An equally pressing concern is land fragmentation. According to a recent International Labour Organisation brief, over 90 percent of the country’s cotton is cultivated on plots smaller than five hectares. These pint-sized parcels, though numerous, are inherently inefficient — stifling economies of scale, curbing the adoption of mechanised techniques, and hamstringing productivity across the board. Then there’s the growing wrath of climate change — a silent, slow-moving wrecking ball. Scorching heat spells, capricious rainfall, and depleting soil vitality have begun to leave their mark with increasing frequency and severity, turning once-fertile tracts into unyielding wastelands.
This relentless unraveling of a crop that remains vital to Pakistan’s agriculture economy and export framework demands more than cosmetic fixes — it calls for a tectonic policy overhaul. Mechanisation should no longer be aspirational but mandatory — subsidised and scaled to empower smallholders with access to cutting-edge tools. Simultaneously, the country’s agricultural R&D apparatus must be fortified to usher in an era of robust, pest-resilient, locally tailored seed genetics that can weather the vagaries of a warming planet.

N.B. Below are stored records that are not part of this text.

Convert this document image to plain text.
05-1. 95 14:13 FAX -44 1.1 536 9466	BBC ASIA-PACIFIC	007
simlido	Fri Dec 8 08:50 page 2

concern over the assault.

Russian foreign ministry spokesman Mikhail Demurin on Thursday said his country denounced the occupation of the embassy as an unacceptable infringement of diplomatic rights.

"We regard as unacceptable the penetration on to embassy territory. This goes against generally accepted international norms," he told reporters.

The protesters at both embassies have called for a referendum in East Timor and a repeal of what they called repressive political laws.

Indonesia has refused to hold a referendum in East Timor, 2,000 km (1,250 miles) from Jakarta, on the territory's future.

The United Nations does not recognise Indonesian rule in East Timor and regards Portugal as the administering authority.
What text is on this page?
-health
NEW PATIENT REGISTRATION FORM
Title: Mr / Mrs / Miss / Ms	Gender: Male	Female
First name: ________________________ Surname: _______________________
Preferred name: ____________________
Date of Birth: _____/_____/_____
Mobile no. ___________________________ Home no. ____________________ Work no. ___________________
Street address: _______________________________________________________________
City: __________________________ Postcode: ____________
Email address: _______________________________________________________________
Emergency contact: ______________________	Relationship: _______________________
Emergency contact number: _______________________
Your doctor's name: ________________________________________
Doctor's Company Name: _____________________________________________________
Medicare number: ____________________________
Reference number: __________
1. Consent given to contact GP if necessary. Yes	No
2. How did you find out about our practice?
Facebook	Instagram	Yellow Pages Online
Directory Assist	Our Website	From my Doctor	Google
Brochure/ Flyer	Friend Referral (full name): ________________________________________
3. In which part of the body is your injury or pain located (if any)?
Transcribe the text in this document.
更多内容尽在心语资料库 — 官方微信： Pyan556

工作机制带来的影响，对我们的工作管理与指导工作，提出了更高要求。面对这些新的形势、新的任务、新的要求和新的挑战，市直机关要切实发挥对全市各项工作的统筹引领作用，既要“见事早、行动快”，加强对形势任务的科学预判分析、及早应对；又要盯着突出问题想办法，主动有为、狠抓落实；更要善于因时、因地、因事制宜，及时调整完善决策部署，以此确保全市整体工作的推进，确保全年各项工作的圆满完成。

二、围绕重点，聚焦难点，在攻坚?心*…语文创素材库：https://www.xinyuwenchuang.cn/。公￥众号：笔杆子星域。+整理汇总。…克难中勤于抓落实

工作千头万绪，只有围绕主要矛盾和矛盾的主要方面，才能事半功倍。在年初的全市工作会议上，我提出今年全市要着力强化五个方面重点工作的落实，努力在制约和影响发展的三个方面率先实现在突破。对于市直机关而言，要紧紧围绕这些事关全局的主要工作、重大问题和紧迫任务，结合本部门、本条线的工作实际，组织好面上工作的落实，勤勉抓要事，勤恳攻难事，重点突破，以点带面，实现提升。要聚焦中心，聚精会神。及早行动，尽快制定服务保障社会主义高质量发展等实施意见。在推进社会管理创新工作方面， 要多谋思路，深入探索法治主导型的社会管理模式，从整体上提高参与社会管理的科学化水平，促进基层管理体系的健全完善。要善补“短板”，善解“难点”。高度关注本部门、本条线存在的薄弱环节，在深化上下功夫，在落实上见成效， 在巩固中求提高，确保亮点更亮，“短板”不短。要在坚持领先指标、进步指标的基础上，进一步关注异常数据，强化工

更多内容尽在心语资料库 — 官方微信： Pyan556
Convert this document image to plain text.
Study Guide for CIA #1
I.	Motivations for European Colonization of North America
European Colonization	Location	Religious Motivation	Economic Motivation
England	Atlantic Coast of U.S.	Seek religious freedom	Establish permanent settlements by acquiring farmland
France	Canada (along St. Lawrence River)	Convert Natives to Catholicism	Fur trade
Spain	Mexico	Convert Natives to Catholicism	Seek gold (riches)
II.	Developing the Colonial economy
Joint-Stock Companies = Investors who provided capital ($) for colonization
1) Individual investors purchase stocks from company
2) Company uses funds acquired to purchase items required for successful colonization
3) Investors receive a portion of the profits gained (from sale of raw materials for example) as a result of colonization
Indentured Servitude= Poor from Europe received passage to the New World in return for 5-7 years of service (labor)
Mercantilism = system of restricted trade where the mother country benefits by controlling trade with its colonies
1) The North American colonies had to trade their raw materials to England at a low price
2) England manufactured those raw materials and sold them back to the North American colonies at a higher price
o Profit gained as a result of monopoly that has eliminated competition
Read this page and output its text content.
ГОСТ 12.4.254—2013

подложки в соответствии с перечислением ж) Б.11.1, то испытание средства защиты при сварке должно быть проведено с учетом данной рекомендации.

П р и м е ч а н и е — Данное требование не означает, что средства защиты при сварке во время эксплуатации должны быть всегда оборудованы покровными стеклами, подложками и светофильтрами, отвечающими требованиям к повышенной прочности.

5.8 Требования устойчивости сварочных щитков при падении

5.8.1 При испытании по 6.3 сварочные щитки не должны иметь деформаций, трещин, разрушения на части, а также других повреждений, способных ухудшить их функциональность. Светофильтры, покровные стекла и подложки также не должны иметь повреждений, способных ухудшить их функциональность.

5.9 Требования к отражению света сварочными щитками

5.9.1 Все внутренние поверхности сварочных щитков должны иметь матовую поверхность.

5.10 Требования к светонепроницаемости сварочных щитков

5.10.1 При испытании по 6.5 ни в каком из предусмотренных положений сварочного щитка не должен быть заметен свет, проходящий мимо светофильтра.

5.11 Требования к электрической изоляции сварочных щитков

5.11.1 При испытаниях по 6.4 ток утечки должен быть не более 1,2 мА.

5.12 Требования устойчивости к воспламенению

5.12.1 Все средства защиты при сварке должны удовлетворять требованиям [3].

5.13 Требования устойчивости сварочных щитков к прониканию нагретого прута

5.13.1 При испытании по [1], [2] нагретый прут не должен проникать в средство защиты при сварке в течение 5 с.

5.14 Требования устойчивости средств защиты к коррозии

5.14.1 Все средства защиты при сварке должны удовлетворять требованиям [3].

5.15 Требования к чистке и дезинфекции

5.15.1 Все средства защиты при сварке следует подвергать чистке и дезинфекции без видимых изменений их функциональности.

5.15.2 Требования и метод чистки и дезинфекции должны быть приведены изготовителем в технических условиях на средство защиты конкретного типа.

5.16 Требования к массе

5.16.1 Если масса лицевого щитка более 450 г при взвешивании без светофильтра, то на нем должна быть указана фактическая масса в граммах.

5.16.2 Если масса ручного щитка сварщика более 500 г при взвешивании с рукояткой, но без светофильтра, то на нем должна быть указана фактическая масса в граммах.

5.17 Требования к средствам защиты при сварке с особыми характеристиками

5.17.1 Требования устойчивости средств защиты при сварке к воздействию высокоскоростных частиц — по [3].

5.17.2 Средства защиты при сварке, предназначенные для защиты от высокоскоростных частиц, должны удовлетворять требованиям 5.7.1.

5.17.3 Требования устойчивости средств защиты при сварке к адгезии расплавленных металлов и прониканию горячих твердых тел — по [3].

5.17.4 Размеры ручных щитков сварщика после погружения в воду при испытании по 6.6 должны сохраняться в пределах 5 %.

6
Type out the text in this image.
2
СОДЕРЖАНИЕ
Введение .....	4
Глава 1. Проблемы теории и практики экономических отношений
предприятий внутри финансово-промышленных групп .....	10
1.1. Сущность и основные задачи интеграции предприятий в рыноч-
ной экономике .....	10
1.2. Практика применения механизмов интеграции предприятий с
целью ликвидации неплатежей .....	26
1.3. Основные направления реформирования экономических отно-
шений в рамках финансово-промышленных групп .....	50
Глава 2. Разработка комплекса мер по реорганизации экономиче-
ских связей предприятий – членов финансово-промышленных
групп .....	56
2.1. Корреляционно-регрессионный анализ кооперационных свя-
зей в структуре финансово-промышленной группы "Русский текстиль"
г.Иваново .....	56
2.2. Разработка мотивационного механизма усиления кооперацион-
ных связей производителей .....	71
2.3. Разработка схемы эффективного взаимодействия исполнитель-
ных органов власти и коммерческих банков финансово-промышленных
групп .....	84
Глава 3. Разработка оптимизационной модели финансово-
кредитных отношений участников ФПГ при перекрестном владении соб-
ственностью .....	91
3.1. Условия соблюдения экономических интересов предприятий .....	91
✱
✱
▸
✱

But perhaps the most politically thorny — and most urgent — of reforms is the unchecked sprawl of sugarcane in traditional cotton belts. Regulatory lethargy has allowed distortive, sugarcane-favouring incentives to flourish, crowding out cotton from its ancestral domains. It is imperative that these perverse policy structures be dismantled and the agricultural compass reoriented toward crops that carry strategic, not just commercial, weight. Absent such bold recalibration, cotton’s future will remain shackled — its promise stifled beneath layers of misaligned priorities and inertia.
The unraveling of Pakistan’s cotton ecosystem is not a natural decay, but a consequence of policy inertia, technological stagnation, and climate vulnerability. If cotton is to reclaim its central role in the nation’s economic matrix, bold and immediate reforms are indispensable. Mechanisation must be democratised through smart subsidies, obsolete seed dependency must give way to innovation, and sugarcane’s encroachment must be reined in by firm regulatory resolve. Without a strategic pivot, Pakistan risks losing not just a crop — but a cornerstone of its national resilience.